Topic: Australia Says NATO Needs New Strategy In Afghanistan

Australia Says NATO Needs New Strategy In Afghanistan
New York Times
February 13, 2008 By Tim Johnston
SYDNEY, Australia — Australia wants a major reconsideration of Western strategy in Afghanistan and will not increase its troop levels in the country until “underperforming” NATO countries shoulder their fair share of the burden, the Australian defense minister said Tuesday.
“I have to say the West isn’t pursuing a coherent strategy in Afghanistan,” the newly appointed defense minister, Joel Fitzgibbon, said by telephone.

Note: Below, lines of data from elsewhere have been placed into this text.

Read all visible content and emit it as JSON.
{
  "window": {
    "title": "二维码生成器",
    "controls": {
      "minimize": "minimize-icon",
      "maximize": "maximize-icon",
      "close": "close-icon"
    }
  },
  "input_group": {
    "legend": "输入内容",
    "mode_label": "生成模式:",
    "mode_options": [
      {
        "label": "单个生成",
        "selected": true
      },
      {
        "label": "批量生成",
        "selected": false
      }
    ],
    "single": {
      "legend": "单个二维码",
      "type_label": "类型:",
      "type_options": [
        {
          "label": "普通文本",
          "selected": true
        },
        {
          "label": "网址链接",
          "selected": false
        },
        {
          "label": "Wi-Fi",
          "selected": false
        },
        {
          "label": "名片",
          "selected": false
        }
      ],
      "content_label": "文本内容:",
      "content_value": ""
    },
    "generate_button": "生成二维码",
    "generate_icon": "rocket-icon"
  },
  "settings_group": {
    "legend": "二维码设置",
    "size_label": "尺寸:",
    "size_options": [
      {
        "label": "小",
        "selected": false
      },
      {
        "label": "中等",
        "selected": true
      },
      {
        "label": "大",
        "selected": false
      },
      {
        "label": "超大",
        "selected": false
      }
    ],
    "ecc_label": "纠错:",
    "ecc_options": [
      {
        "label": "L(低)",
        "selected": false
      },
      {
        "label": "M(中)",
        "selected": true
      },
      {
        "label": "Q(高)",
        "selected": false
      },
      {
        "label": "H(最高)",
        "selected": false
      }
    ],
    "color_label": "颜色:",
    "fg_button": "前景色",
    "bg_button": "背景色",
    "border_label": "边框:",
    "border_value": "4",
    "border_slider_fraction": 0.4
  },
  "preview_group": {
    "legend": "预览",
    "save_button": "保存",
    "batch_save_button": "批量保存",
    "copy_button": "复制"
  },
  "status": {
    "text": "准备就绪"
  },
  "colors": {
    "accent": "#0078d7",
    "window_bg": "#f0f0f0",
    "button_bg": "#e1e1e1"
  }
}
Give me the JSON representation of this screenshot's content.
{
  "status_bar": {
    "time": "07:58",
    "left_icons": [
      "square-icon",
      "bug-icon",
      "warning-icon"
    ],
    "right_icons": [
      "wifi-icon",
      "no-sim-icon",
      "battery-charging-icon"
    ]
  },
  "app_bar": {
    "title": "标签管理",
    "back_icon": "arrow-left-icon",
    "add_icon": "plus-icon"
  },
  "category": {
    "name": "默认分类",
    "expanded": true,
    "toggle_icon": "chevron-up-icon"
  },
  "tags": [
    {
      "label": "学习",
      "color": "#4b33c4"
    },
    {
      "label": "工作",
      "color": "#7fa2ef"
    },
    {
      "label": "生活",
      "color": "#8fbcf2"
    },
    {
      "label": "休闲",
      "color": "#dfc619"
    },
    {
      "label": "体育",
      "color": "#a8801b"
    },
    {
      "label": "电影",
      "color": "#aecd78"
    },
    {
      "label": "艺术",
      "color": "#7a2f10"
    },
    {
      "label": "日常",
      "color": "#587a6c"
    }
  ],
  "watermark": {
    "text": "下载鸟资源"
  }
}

“We want to see more done to raise the number of both the Afghan National Army troops and Afghan National Police; we want to see a better strategy on narcotics; and we want to see much more done on the civil side,” he said.
Australia, with 970 troops in Afghanistan, is the largest non-NATO contributor to the effort. Four Australian soldiers have been killed in Afghanistan and 30 have been wounded.
NATO is struggling to find more troops to share the burden in Afghanistan. The organization is looking for at least 7,000 troops to add to the 43,000 already there.
Canada, which has suffered significant losses in the war, has threatened to pull its 2,500 troops out of Afghanistan early next year unless its allies can find another 1,000 soldiers to support its mission there.
Secretary of Defense Robert M. Gates has warned that the conflict could break NATO apart unless some of the nations lift restrictions on the size and nature of their deployment, which effectively keep their soldiers out of danger.
“We must not — we cannot — become a two-tiered alliance of those who are willing to fight and those who are not,” Mr. Gates said over the weekend.
Mr. Fitzgibbon was asked Tuesday if he would consider raising Australia’s commitment.
“Absolutely not,” he replied. “We wouldn’t countenance increasing our numbers while those underperforming NATO nations aren’t prepared to make additional commitments.”